Scientists led by Professor Alexander Holleitner, physicist at the Technische Universität Muenchen (TUM), have found a way to directly measure the time during which photo-excited electrons flow in nanoscale photodetectors (“Time-Resolved Picosecond Photocurrents in Contacted Carbon Nanotubes“).
In solar cells and photodetectors, an optical radiation excites electrons to higher energy states thereby a photocurrent begins to flow. They could resolve the photocurrents on a picosecond time-scale which is about one-hundred times faster than is possible by conventional methods (a picosecond is one part in a billion of a millisecond). Most importantly, that is the time-scale at which electrons propagate in nanoscale photodetectors.

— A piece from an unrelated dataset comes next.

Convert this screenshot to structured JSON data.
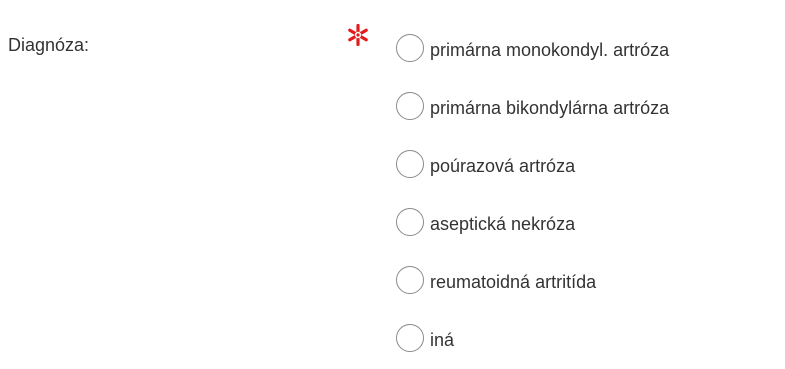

The reported method employs stripline circuits with a THz-band width, which are read-out by an ultrafast pump-probe laser spectroscopy. The researchers demonstrated the technique on carbon nanotubes with a diameter of only a nanometer (one millionth of a millimeter), which were electronically contacted by metal strip lines. The results allowed the researchers to directly measure the speed of photo-excited electrons which is about 375 times slower than the speed of light.
The insights and analytic opportunities made possible by the presented technique are relevant to a whole range of applications. These include, most notably, the further development of optoelectronic components such as nanoscale photodetectors, photoswitches, and solar cells.
The studies were funded by the Cluster of Excellence Nanosystems Initiative Munich (NIM) of the Deutsche Forschungsgemeinschaft, the Center for NanoScience (CeNS), and LMUexcellent.